In [4]:
import requests
from datetime import datetime, timezone
from dateutil import parser 
import re
import numpy as np
import pandas as pd
from IPython.display import display
from dotenv import load_dotenv
import os

load_dotenv("./api_key.env")
GITHUB_TOKEN = os.getenv("GITHUB_API_KEY")


# Import the Hao-Li AIDev datasets

In [5]:
# Repositories
repo_df = pd.read_parquet("hf://datasets/hao-li/AIDev/repository.parquet")

# Pull Request
pr_df = pd.read_parquet("hf://datasets/hao-li/AIDev/pull_request.parquet")


# 1. Prepare the Dataset

In [6]:
# Filter the repository data for 'Java' language
java_repo_df = repo_df[repo_df['language'] == 'Java'].copy()
java_repo_select_df = java_repo_df[['id', 'full_name']]

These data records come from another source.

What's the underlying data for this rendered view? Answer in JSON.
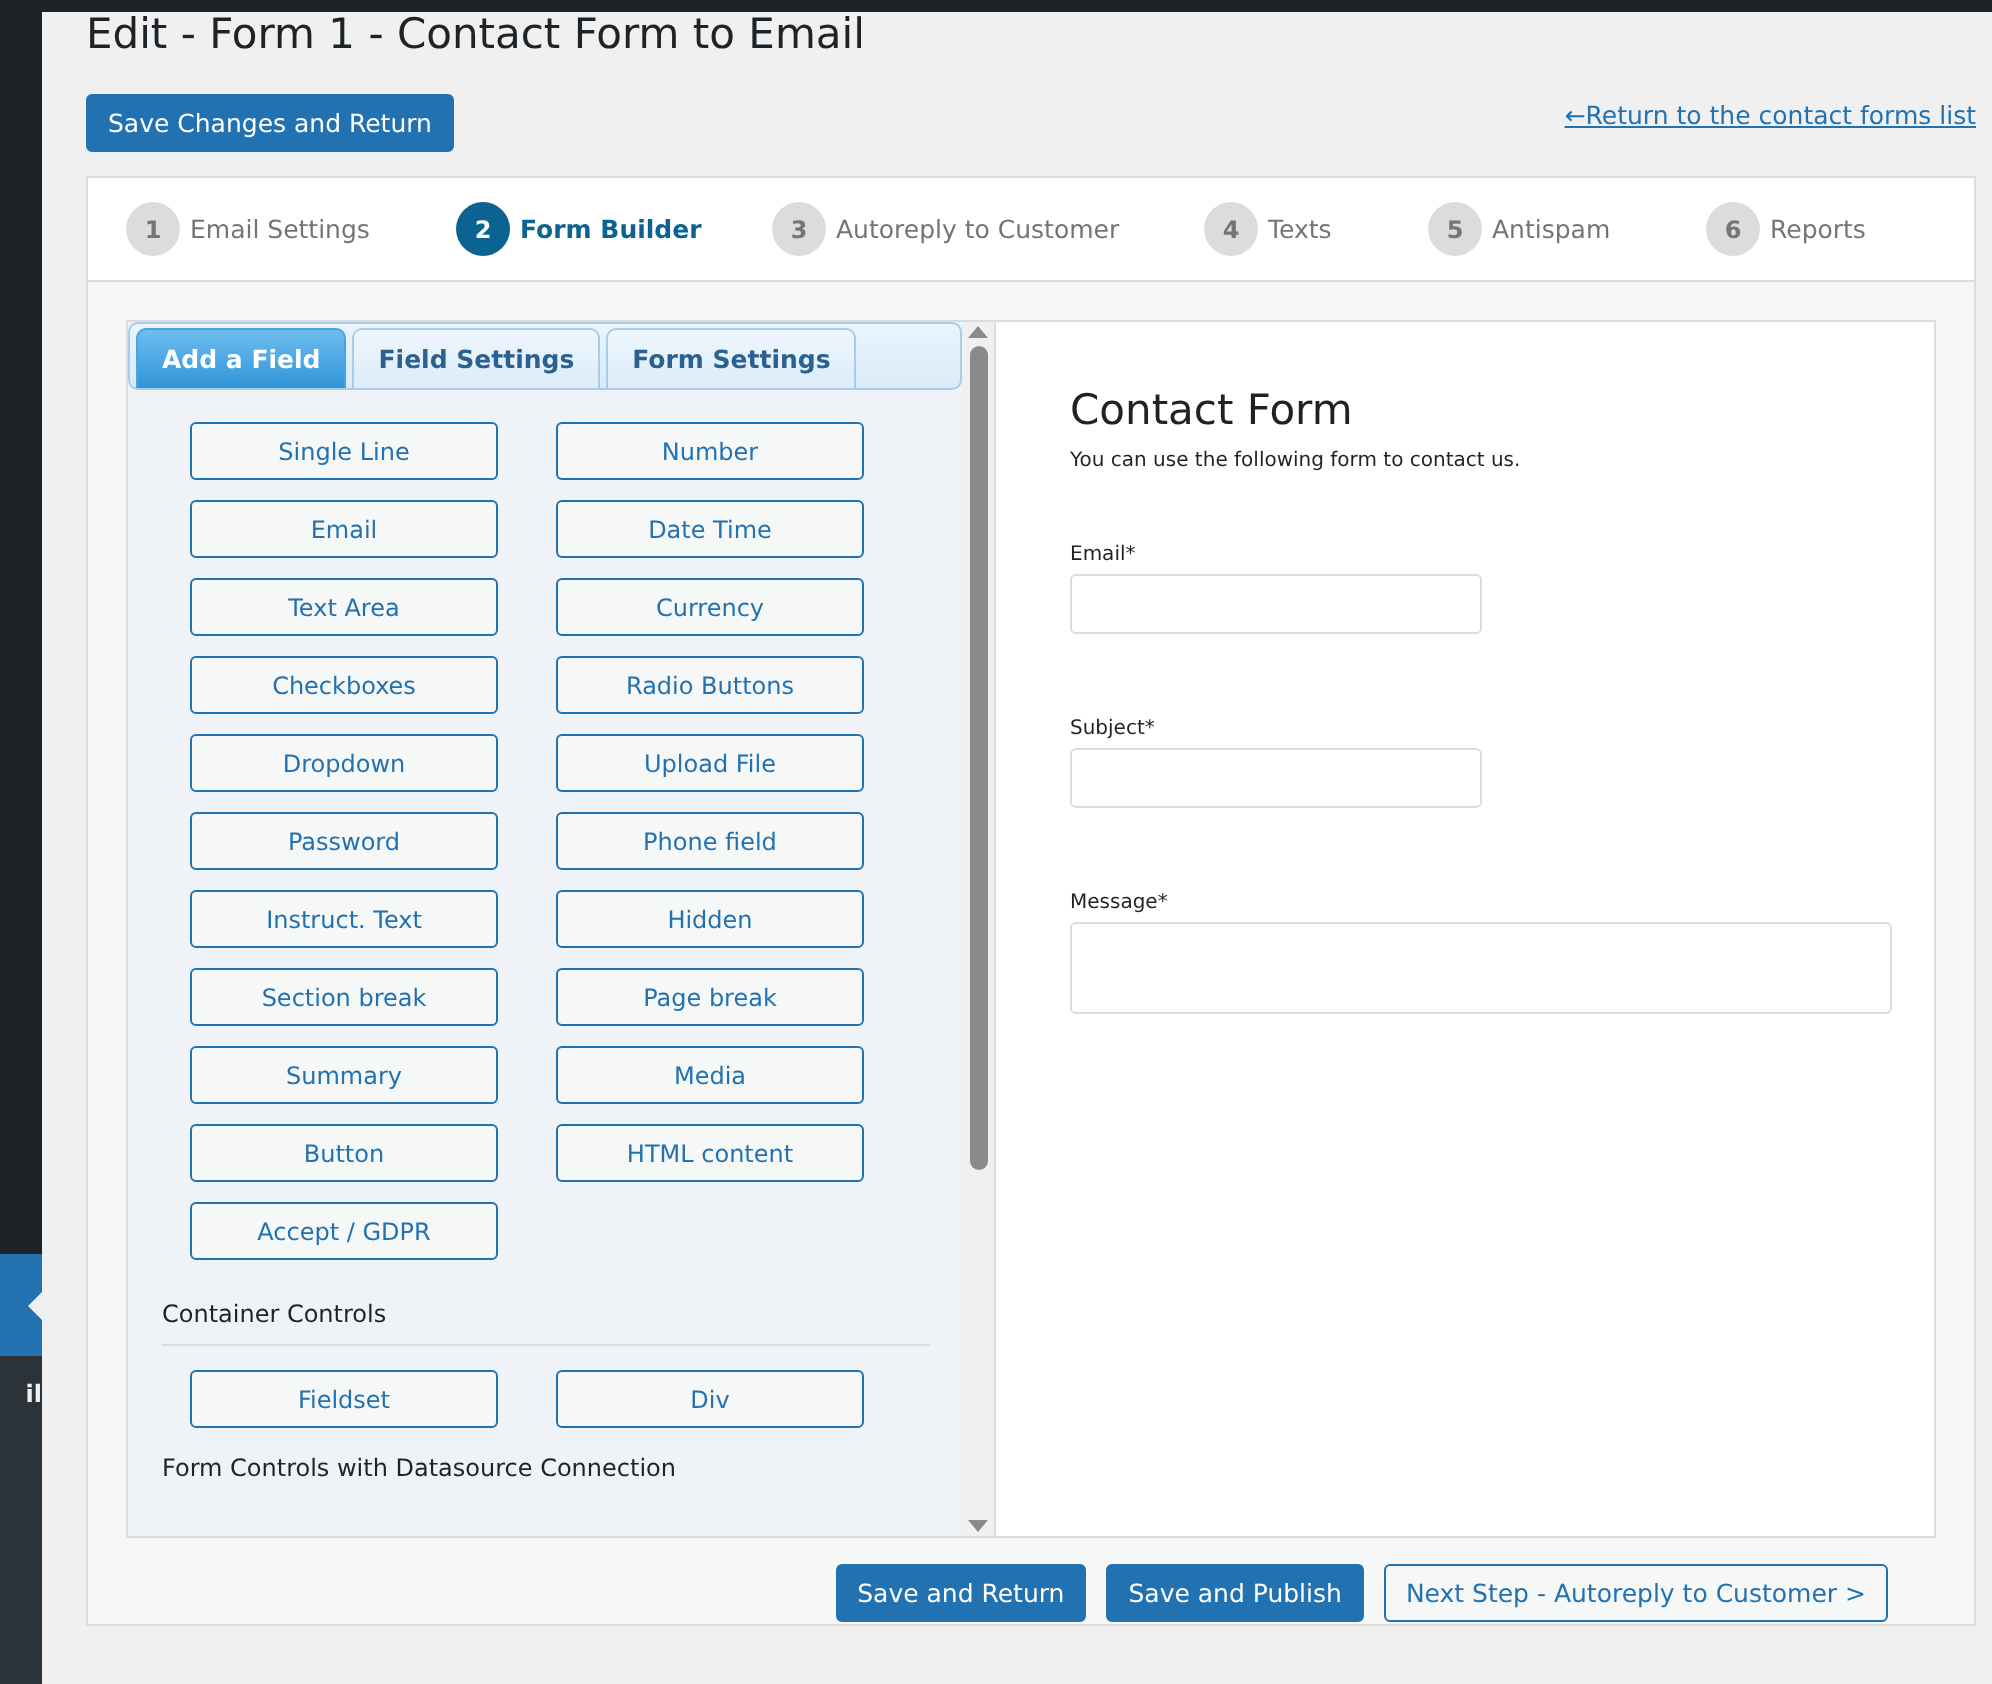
{
  "sidebar": {
    "menu_text": "il"
  },
  "page_title": "Edit - Form 1 - Contact Form to Email",
  "save_button": "Save Changes and Return",
  "return_link": "←Return to the contact forms list",
  "steps": [
    {
      "number": "1",
      "label": "Email Settings",
      "selected": false
    },
    {
      "number": "2",
      "label": "Form Builder",
      "selected": true
    },
    {
      "number": "3",
      "label": "Autoreply to Customer",
      "selected": false
    },
    {
      "number": "4",
      "label": "Texts",
      "selected": false
    },
    {
      "number": "5",
      "label": "Antispam",
      "selected": false
    },
    {
      "number": "6",
      "label": "Reports",
      "selected": false
    }
  ],
  "builder_tabs": [
    {
      "label": "Add a Field",
      "selected": true
    },
    {
      "label": "Field Settings",
      "selected": false
    },
    {
      "label": "Form Settings",
      "selected": false
    }
  ],
  "field_buttons": [
    "Single Line",
    "Number",
    "Email",
    "Date Time",
    "Text Area",
    "Currency",
    "Checkboxes",
    "Radio Buttons",
    "Dropdown",
    "Upload File",
    "Password",
    "Phone field",
    "Instruct. Text",
    "Hidden",
    "Section break",
    "Page break",
    "Summary",
    "Media",
    "Button",
    "HTML content",
    "Accept / GDPR"
  ],
  "container_controls": {
    "heading": "Container Controls",
    "buttons": [
      "Fieldset",
      "Div"
    ]
  },
  "datasource_heading": "Form Controls with Datasource Connection",
  "preview": {
    "title": "Contact Form",
    "description": "You can use the following form to contact us.",
    "fields": [
      {
        "label": "Email*",
        "kind": "input"
      },
      {
        "label": "Subject*",
        "kind": "input"
      },
      {
        "label": "Message*",
        "kind": "textarea"
      }
    ]
  },
  "bottom_buttons": [
    {
      "label": "Save and Return",
      "kind": "primary"
    },
    {
      "label": "Save and Publish",
      "kind": "primary"
    },
    {
      "label": "Next Step - Autoreply to Customer >",
      "kind": "secondary"
    }
  ]
}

# Join Repo and PR table based on repo id
merged_pr_df = pr_df.merge(
    java_repo_select_df,
    left_on='repo_id',
    right_on='id',
    how='inner'
)

# clean up extra attribute
merged_pr_df = merged_pr_df.drop(columns=['id_y'])
merged_pr_df = merged_pr_df.rename(columns={'id_x':'id'})

# Filter PRs that were rejected (not merged) and create a new attribute
accepted_prs = merged_pr_df[merged_pr_df['merged_at'].notnull()]
rejected_prs = merged_pr_df[merged_pr_df['merged_at'].isnull()]

# Prepare for Merge: Rename the key column
accepted_prs = accepted_prs[['full_name', 'number']]
rejected_prs = rejected_prs[['full_name', 'number']]

# print to csv for checking
accepted_prs.to_csv("accepted_PR.csv", index=False)
rejected_prs.to_csv("rejected_PR.csv", index=False)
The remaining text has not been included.